Sakhayu menghela kekang kuda yang ditungganginya agar berderap lebih cepat. Itu kuda yang sudah disiapkan sejak awal di rumah peristirahatan yang ada di Wanua Mulyar. Sebelum pergi, dia juga sudah melepaskan pemburu bernama Sangka yang oleh Nilacitra ditahan di ruang belakang.
Di depan Sakhayu, Manik Mirah berkuda seperti dikejar setan. Ah, bahkan ungkapan “dikejar setan” ini pun terasa menggelikan saat ini, mengingat para asura yang keluar dari gapura semalam. Sakhayu mengerti, isi pesan pagi tadi tentu telah mengguncangkan tuannya.
Manik Mirah sang prabhāswarajnyāna belum pernah mengalami kegagalan seumur hidupnya. Berapa banyak pemberontakan yang terjadi sejak dia memangku jabatan Mapatih? Semua berhasil dia padamkan. Berapa banyak usaha pembunuhan yang dilayangkan kepada Gusti Prabu dan kepada dirinya sendiri? Semua berhasil dia patahkan. Akan tetapi, kali ini berbeda. Kali ini, musuh mereka bukan hanya manusia.
Seratus lima puluh ribu prajurit Wreddhamantri mungkin masih bisa ditundukkan meski harus mengorbankan banyak nyawa. Namun, seribu makhluk golongan asura yang setiap satuannya memiliki kekuatan berlipat-lipat dari manusia biasa dan keberingasan melebihi binatang paling buas … siapa yang dapat melawan mereka semua?
“Hiya, hiya!”
“Hiya!”
Sakhayu mengendalikan kuda tunggangannya mengikuti Manik Mirah. Jejak debu beterbangan di jalan yang mereka lewati, membubung hingga tinggi.
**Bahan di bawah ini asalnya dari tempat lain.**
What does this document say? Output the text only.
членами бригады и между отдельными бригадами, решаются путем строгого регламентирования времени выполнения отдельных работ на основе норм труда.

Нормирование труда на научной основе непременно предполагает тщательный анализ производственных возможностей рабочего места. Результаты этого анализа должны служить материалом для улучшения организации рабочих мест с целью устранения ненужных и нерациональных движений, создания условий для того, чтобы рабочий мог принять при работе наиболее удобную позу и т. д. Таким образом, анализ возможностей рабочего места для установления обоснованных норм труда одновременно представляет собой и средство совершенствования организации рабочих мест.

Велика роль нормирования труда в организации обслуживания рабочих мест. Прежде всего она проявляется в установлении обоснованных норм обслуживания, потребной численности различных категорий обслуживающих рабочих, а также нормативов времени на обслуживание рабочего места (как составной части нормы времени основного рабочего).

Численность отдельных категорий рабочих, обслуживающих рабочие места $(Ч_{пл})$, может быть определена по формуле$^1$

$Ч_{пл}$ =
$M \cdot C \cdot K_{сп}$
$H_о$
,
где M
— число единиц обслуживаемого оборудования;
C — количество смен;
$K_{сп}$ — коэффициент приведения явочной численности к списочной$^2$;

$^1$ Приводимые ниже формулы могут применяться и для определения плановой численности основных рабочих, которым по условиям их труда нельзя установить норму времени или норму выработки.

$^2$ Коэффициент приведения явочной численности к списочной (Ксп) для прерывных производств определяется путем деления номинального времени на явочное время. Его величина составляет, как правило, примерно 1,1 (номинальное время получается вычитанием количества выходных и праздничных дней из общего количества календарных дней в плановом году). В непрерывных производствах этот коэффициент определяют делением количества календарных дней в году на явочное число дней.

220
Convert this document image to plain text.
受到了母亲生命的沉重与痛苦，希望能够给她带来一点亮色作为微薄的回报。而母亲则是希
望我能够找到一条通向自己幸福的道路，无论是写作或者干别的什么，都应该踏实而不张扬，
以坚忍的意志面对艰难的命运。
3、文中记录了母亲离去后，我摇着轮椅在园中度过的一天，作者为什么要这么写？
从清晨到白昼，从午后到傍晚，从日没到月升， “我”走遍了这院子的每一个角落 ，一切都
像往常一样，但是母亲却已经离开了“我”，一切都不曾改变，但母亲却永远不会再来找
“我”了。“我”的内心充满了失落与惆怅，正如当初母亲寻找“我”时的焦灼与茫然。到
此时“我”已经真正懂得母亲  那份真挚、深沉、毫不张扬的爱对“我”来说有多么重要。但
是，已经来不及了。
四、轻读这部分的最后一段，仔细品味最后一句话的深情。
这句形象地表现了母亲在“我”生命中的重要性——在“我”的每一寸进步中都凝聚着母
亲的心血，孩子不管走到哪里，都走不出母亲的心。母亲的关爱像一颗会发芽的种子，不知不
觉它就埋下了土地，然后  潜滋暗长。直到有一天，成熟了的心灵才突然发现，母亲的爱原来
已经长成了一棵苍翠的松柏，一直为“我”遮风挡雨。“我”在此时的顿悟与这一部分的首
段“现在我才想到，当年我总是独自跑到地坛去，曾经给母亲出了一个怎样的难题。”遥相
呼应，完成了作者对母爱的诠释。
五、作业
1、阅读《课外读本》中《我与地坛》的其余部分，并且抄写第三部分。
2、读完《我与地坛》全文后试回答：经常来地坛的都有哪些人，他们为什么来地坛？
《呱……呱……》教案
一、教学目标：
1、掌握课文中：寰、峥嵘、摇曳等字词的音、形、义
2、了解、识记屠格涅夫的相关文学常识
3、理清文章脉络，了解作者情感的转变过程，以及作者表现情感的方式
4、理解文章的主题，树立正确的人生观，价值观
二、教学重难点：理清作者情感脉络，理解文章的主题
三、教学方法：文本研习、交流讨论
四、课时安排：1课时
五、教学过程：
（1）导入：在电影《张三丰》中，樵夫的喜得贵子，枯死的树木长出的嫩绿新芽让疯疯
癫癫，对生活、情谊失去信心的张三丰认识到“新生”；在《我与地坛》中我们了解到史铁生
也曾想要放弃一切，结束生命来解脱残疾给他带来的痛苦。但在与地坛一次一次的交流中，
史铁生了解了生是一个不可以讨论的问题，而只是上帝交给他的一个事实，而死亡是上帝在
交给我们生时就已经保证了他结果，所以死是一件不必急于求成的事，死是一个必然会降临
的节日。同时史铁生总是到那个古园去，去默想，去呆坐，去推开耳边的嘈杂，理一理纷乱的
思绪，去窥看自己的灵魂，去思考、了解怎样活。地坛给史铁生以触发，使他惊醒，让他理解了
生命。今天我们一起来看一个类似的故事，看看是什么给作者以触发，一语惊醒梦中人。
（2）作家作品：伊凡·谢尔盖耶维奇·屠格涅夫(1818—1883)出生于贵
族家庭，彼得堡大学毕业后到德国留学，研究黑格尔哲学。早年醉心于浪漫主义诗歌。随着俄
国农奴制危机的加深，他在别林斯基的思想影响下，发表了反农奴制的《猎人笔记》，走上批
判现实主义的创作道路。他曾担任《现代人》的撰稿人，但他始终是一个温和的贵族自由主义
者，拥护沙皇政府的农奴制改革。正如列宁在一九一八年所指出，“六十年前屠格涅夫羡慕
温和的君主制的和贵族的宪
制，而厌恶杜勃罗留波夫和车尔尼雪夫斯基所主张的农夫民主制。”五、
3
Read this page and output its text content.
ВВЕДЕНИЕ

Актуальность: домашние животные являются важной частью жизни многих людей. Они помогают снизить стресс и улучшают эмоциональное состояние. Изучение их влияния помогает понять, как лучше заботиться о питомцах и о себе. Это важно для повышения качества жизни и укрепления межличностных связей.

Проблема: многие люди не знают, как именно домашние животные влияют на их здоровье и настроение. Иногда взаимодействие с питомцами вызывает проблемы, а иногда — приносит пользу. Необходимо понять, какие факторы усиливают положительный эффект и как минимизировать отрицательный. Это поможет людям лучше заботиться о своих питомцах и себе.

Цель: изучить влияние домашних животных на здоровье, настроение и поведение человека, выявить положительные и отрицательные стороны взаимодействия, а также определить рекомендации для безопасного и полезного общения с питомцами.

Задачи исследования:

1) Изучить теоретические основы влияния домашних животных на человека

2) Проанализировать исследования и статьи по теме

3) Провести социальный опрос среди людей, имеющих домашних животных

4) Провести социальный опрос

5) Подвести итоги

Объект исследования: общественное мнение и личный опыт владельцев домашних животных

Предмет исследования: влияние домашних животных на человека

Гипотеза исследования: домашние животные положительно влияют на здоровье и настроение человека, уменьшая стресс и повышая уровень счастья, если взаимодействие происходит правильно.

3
Mereka telah meninggalkan Kawatekan Pasigyan sekarang. Tiga kawatekan lagi dan mereka akan sampai di Purasabhā. Tanpa memelankan laju kuda maupun beristirahat barang sejenak, Sakhayu dan Manik Mirah susul-menyusul melintasi jalan berdebu, menembus hutan dan juga bulak luas. Matahari di timur makin tinggi. Sinarnya mulai menyengat kulit.
Tiba di bulak dekat Wanua Giring, Manik Mirah tiba-tiba menarik kekang kudanya hingga kuda itu meringkik keras seraya mengangkat kedua kaki depan. Sakhayu ikut menghentikan laju kudanya.
“Lihat desa itu,” tunjuk Manik Mirah dengan dagunya.
Asap terlihat membubung dari rumah-rumah yang ada di Wanua Giring. Samar-samar, terdengar pula teriakan terbawa angin. Sakhayu memicingkan mata. Di atas atap rumah-rumah penduduk, terlihat beberapa sosok berlompatan.
Manik Mirah sepertinya melihat juga apa yang dilihat oleh Sakhayu. Dia segera memutar kudanya dan berkata, “Kita lewat jalur lain!”
Begitulah, dari sana Sakhayu dan Manik Mirah harus terus-terusan berbelok, menghindar, dan mencari jalan yang lain. Karena, di desa-desa yang mereka lewati telah terjadi penghancuran oleh para kala dan rākṣasa. Manik Mirah bukannya tidak mau membantu, tetapi dia harus mencapai Purasabhā agar bisa menghentikan semua kegilaan ini. Atau, setidaknya mencegah agar korban yang jatuh tidak makin banyak.
Mereka tiba di kuṭarāja ketika matahari menggantung di barat.
“Lepaskan gajah-gajah!” Manik Mirah meneriakkan perintah tanpa memelankan laju kudanya.
Sakhayu langsung meniup peluit khusus yang memberitahukan juru gajah untuk melepaskan gajah-gajah. Namun, tak ada satu pun orang yang keluar. Sakhayu membelokkan kudanya ke tempat juru gajah menyimpan kunci rantai yang mengikat para gajah. Sampai di pondok jaga juru gajah, Sakhayu langsung melompat turun dari kuda dan bergegas menggeledah. Tak perlu waktu lama baginya menemukan segepok kunci besi yang besar-besar dan berat. Sakhayu lantas melepaskan para gajah secepat yang dia bisa.
Manik Mirah meninggalkan Sakhayu di pagajahan. Dia sudah merasa ada yang tak beres sejak di kuṭarāja. Sebabnya, kuṭarāja yang biasanya sangat ramai dan jalanannya penuh orang lalu-lalang kali ini sepi sekali.
Tak ada satu pun orang terlihat di depan rumah, apalagi di jalan. Melintasi pagajahan pun, Manik Mirah tak melihat satu pun juru gajah yang biasanya sibuk memberi makan gajah atau membersihkan kotoran para gajah.